The STM has pledged these cutbacks will not affect their service, nor will they bring about any fee increases increase in fees. This is an extremely unlikely scenario. The STM has run annual deficits since 2003 and now the city can no longer pony up the dough to cover them. It’s hard to believe that without some additional source of revenue we will see the same quality of service that we currently have in the near future.
An increase in fees is going to be necessary for the STM to remain a viable transportation option. The quality of service offered will not be preserved unless this is done. It’s impossible to remove $40 million from any budget and expect shockwaves not to be felt by consumers and clientele.
The price for a monthly student transit membership here in Montreal is already far cheaper than the memberships in cities like Ottawa and Toronto. Currently, a monthly student pass in the Ottawa region is $62.65; in Toronto they cost $91.25. Pricy when compared to the $37 that students in Montreal pay for their passes. The transit service offered here is also arguably far superior to that which is offered in Ottawa.

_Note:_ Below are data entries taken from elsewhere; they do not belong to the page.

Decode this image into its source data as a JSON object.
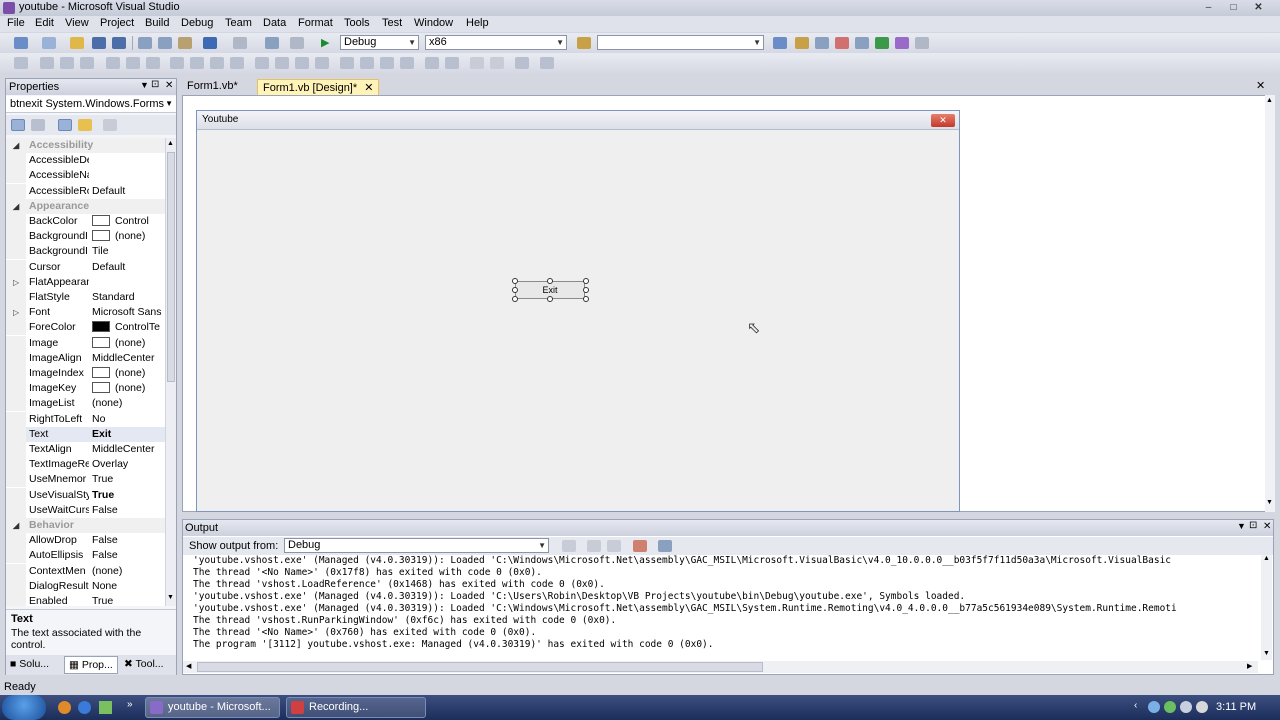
{
  "window": {
    "title": "youtube - Microsoft Visual Studio"
  },
  "menubar": {
    "items": [
      "File",
      "Edit",
      "View",
      "Project",
      "Build",
      "Debug",
      "Team",
      "Data",
      "Format",
      "Tools",
      "Test",
      "Window",
      "Help"
    ]
  },
  "toolbar": {
    "config_combo": "Debug",
    "platform_combo": "x86",
    "find_combo": ""
  },
  "properties": {
    "title": "Properties",
    "object": "btnexit System.Windows.Forms",
    "rows": [
      {
        "name": "Accessibility",
        "value": "",
        "category": true
      },
      {
        "name": "AccessibleDe",
        "value": ""
      },
      {
        "name": "AccessibleNa",
        "value": ""
      },
      {
        "name": "AccessibleRo",
        "value": "Default"
      },
      {
        "name": "Appearance",
        "value": "",
        "category": true
      },
      {
        "name": "BackColor",
        "value": "Control",
        "swatch": "#ffffff"
      },
      {
        "name": "BackgroundI",
        "value": "(none)",
        "swatch": "#ffffff"
      },
      {
        "name": "BackgroundI",
        "value": "Tile"
      },
      {
        "name": "Cursor",
        "value": "Default"
      },
      {
        "name": "FlatAppearan",
        "value": "",
        "expandable": true
      },
      {
        "name": "FlatStyle",
        "value": "Standard"
      },
      {
        "name": "Font",
        "value": "Microsoft Sans",
        "expandable": true
      },
      {
        "name": "ForeColor",
        "value": "ControlTe",
        "swatch": "#000000"
      },
      {
        "name": "Image",
        "value": "(none)",
        "swatch": "#ffffff"
      },
      {
        "name": "ImageAlign",
        "value": "MiddleCenter"
      },
      {
        "name": "ImageIndex",
        "value": "(none)",
        "swatch": "#ffffff"
      },
      {
        "name": "ImageKey",
        "value": "(none)",
        "swatch": "#ffffff"
      },
      {
        "name": "ImageList",
        "value": "(none)"
      },
      {
        "name": "RightToLeft",
        "value": "No"
      },
      {
        "name": "Text",
        "value": "Exit",
        "bold": true,
        "selected": true
      },
      {
        "name": "TextAlign",
        "value": "MiddleCenter"
      },
      {
        "name": "TextImageRe",
        "value": "Overlay"
      },
      {
        "name": "UseMnemor",
        "value": "True"
      },
      {
        "name": "UseVisualSty",
        "value": "True",
        "bold": true
      },
      {
        "name": "UseWaitCurs",
        "value": "False"
      },
      {
        "name": "Behavior",
        "value": "",
        "category": true
      },
      {
        "name": "AllowDrop",
        "value": "False"
      },
      {
        "name": "AutoEllipsis",
        "value": "False"
      },
      {
        "name": "ContextMen",
        "value": "(none)"
      },
      {
        "name": "DialogResult",
        "value": "None"
      },
      {
        "name": "Enabled",
        "value": "True"
      }
    ],
    "desc_title": "Text",
    "desc_text": "The text associated with the control.",
    "tabs": [
      "Solu...",
      "Prop...",
      "Tool..."
    ]
  },
  "doc_tabs": [
    {
      "label": "Form1.vb*",
      "active": false
    },
    {
      "label": "Form1.vb [Design]*",
      "active": true
    }
  ],
  "form": {
    "title": "Youtube",
    "button_text": "Exit"
  },
  "output": {
    "title": "Output",
    "show_from_label": "Show output from:",
    "show_from_value": "Debug",
    "lines": [
      "'youtube.vshost.exe' (Managed (v4.0.30319)): Loaded 'C:\\Windows\\Microsoft.Net\\assembly\\GAC_MSIL\\Microsoft.VisualBasic\\v4.0_10.0.0.0__b03f5f7f11d50a3a\\Microsoft.VisualBasic",
      "The thread '<No Name>' (0x17f8) has exited with code 0 (0x0).",
      "The thread 'vshost.LoadReference' (0x1468) has exited with code 0 (0x0).",
      "'youtube.vshost.exe' (Managed (v4.0.30319)): Loaded 'C:\\Users\\Robin\\Desktop\\VB Projects\\youtube\\bin\\Debug\\youtube.exe', Symbols loaded.",
      "'youtube.vshost.exe' (Managed (v4.0.30319)): Loaded 'C:\\Windows\\Microsoft.Net\\assembly\\GAC_MSIL\\System.Runtime.Remoting\\v4.0_4.0.0.0__b77a5c561934e089\\System.Runtime.Remoti",
      "The thread 'vshost.RunParkingWindow' (0xf6c) has exited with code 0 (0x0).",
      "The thread '<No Name>' (0x760) has exited with code 0 (0x0).",
      "The program '[3112] youtube.vshost.exe: Managed (v4.0.30319)' has exited with code 0 (0x0)."
    ]
  },
  "status": {
    "text": "Ready"
  },
  "taskbar": {
    "tasks": [
      "youtube - Microsoft...",
      "Recording..."
    ],
    "clock": "3:11 PM"
  }
}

A small increase in monthly fees will be but a minor inconvenience to most. Public transit is a service that Montrealers cannot allow to degrade; part of its appeal is the efficiency in which one can traverse from one side of the city to another – avoiding the stress of driving in traffic or through poor weather conditions. As well, even with a small increase in fees taking the bus or metro is still much cheaper than driving. Paying for gas, parking and the eventual vehicle maintenance brought on by normal wear and tear can make up a huge portion of some people’s personal budgets.
Environmental ramifications must also be considered. If public transit is allowed to degrade due to a lack of financial capital then most certainly those who own cars will be more inclined to use them, thus clogging our roads even further with traffic and spewing more carbon dioxide into our atmosphere.
Down the road I believe the STM will have an easier time attracting new transit users even with a fee increase as opposed to lower prices and shoddier service. Less frequents metros passing by busy stations will serve to frustrate and anger the public far more than an extra dollar a month will.
Nobody wants to pay more for things, especially with the cloud of a recession perched over us. I’m particularly sympathetic to the plight of individuals who live on a fixed income; any fee increase to their transportation means however small will undoubtedly be felt. Despite this, the best course of action for us to follow is to maintain the quality of STM service through nominal fee increases.